At both timepoints ‘Food Fussiness’ was inversely associated with HEI. In view of ‘Food Fussiness’ scores showing a decrease over time, this may suggest that those who persist to be food fussy may also continue to have lower quality diets. At the 5 year time point ‘Food Fussiness’ accounted for 13% of the variance explained in HEI and at 9–11 years old this was 12%. Findings from the ALSPAC study demonstrate that maintaining high dietary variety from age 4–7 years old was inversely associated with problematic behaviours such as food fussiness [40]. In addition, children with higher dietary variety had higher general interest in food, lower desire to drink, and lower satiety responsiveness, than those with low dietary variety. If as our findings suggest, ‘Food Fussiness’ decreases with age, persisting to offer and expose children to a wide variety of foods is important, to maximise diet quality long-term.
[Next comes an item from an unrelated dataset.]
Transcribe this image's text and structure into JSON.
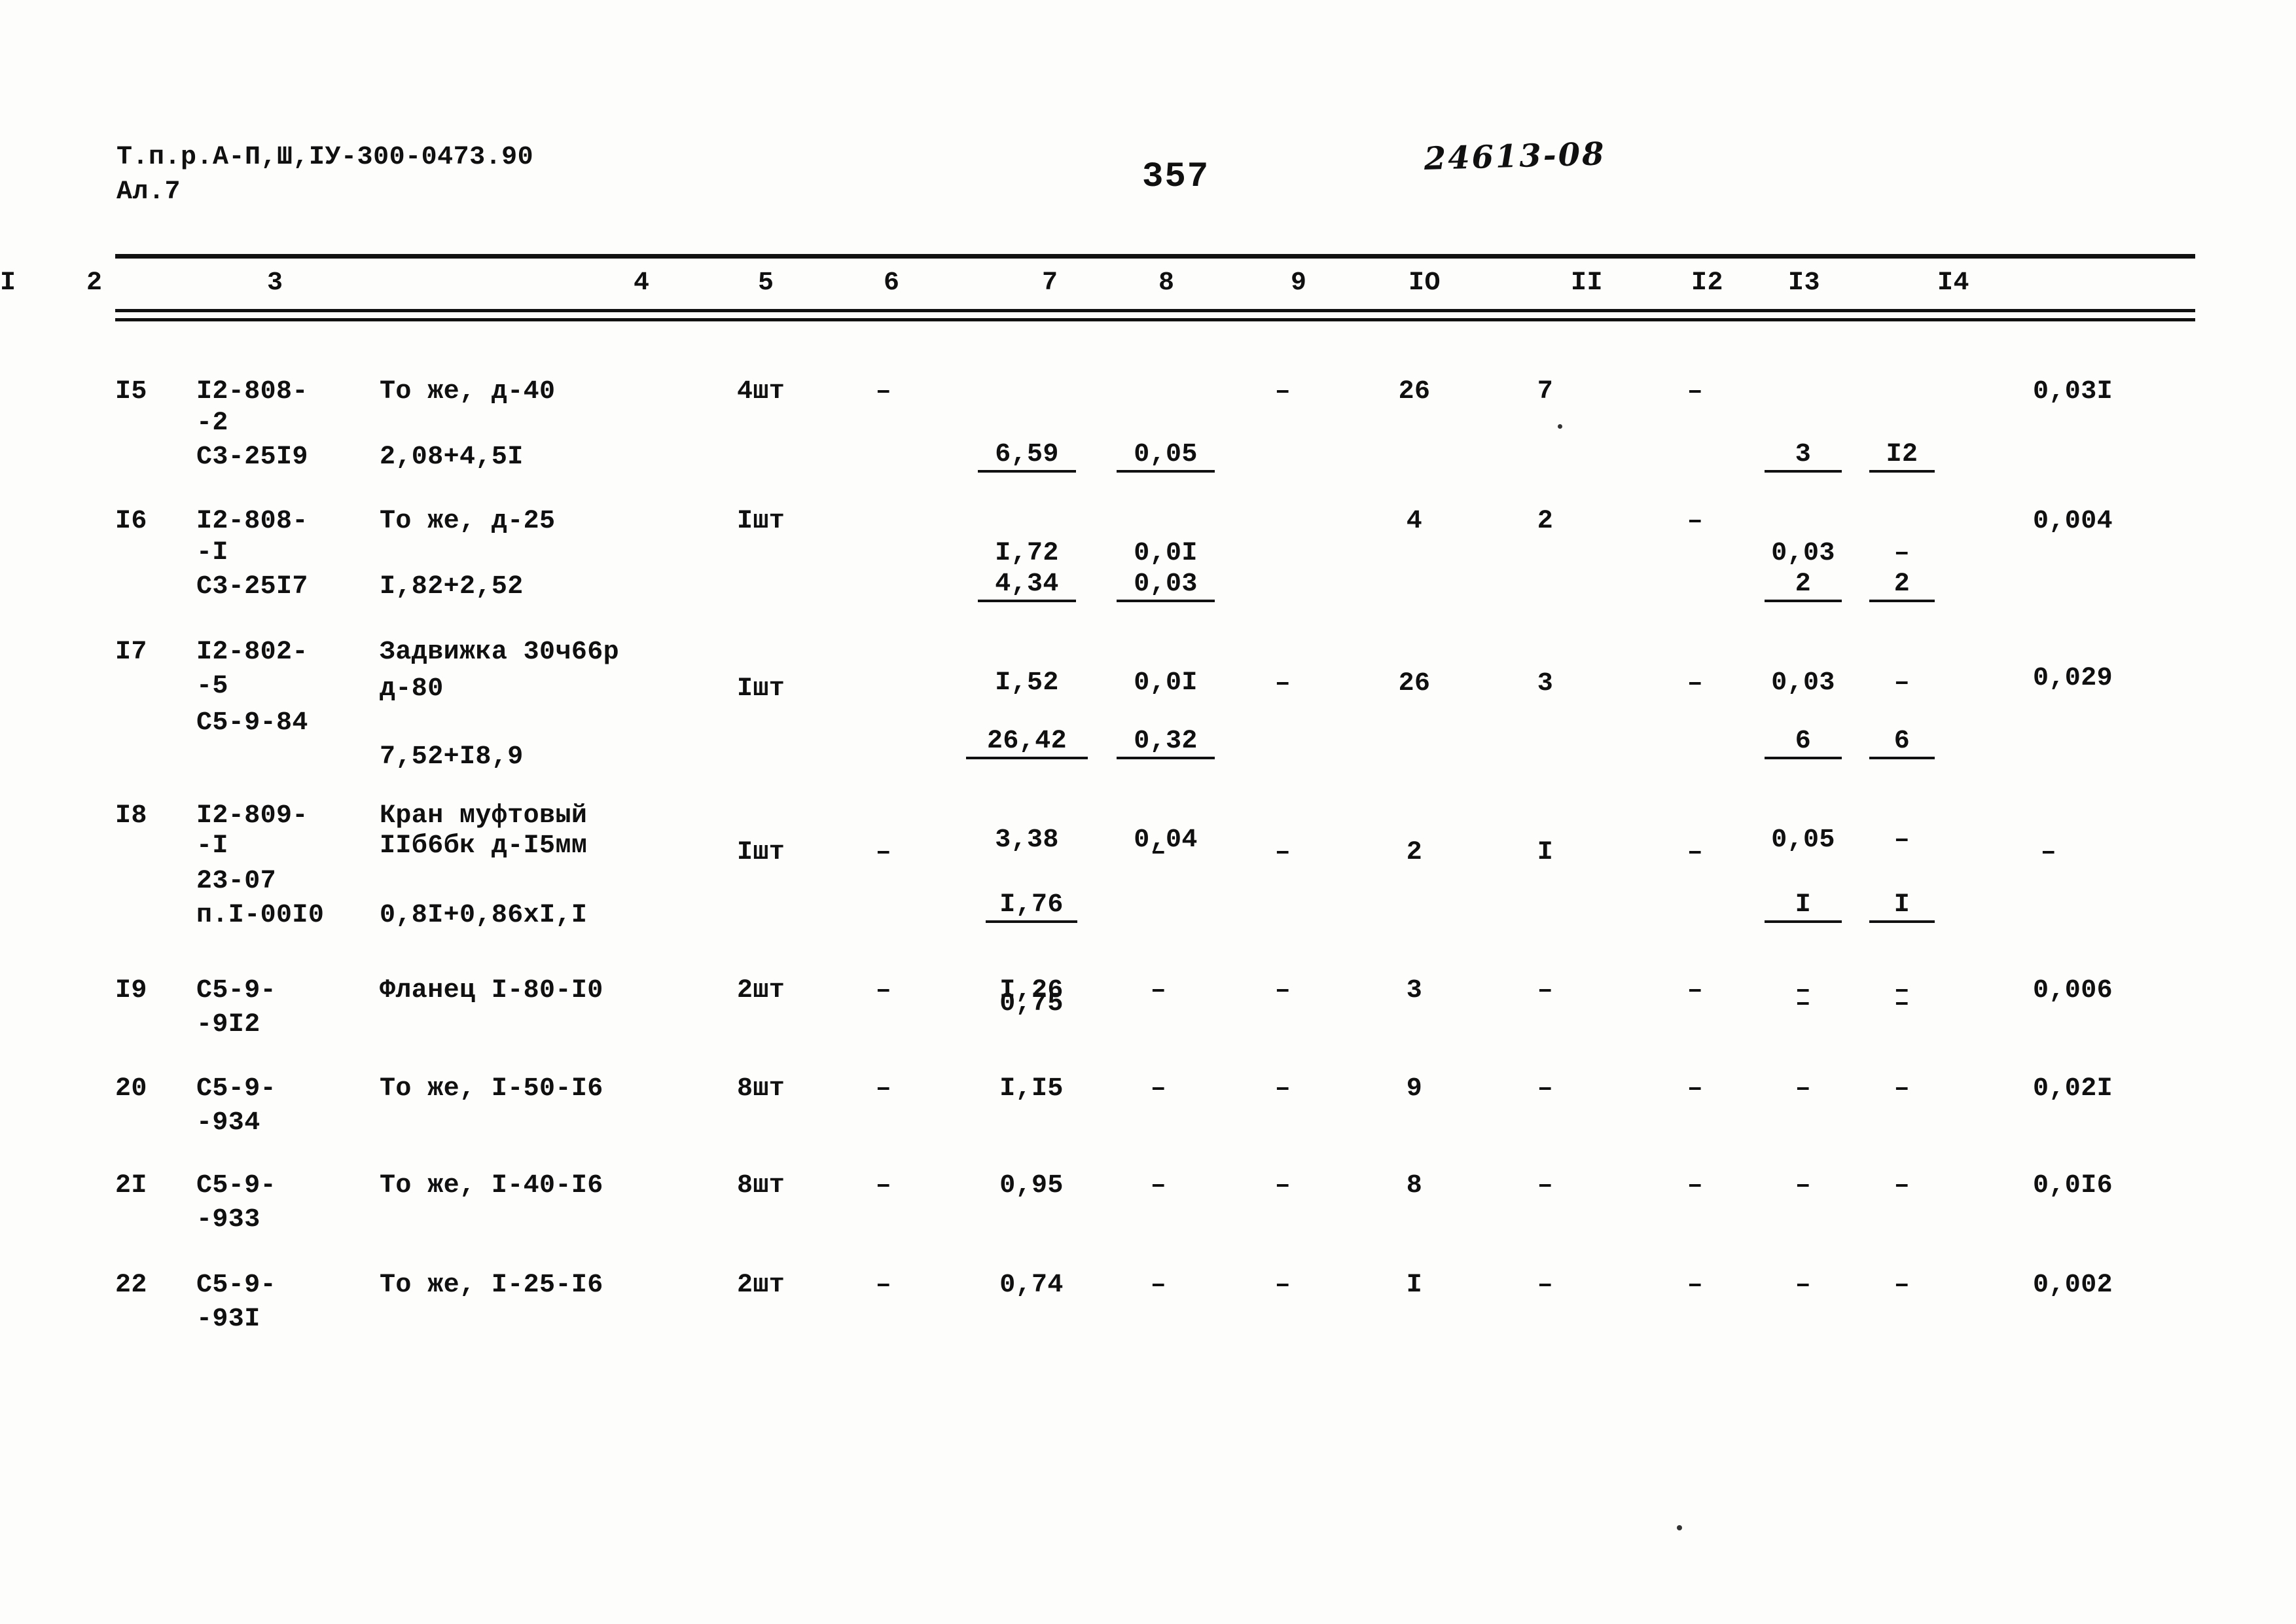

Strengths of this research include the availability of data on children’s appetitive traits using a validated questionnaire, in early and late childhood. Data from earlier ROLO follow-up allowed the inclusion of important confounders relating to early feeding. Data from FFQ for both timepoints allowed calculation of the HEI, which provided an effective method of assessing the diet as a whole. The FFQ data also allowed exploration of child energy intake and its inclusion as a potential confounder in regression models. This study is not without limitations. Smaller numbers completed data on child appetitive traits at the 9–11-year-old follow-up, and despite efforts to increase numbers, a smaller sample of children had matched CEBQ data at both time points. As this study was exploratory in design, sample size calculations were not performed. Selection bias may have been present as mothers from the original ROLO pregnancy study were healthy, on their second pregnancy and more than half had achieved third-level education, therefore this sample may not be fully representative of the general population. In addition the limitation of using self-reported questionnaires has the potential for social desirability bias.

Conclusion

The pattern of changes observed in our cohort suggest that appetitive traits related to increased food intake increase overtime, whereas those related to food avoidance diminish. Further research is warranted to gain a better understanding of how appetitive traits track through childhood and how they relate to diet quality. This could help to provide guidance for intervention strategies for children who present with excess adiposity or problematic food avoidance.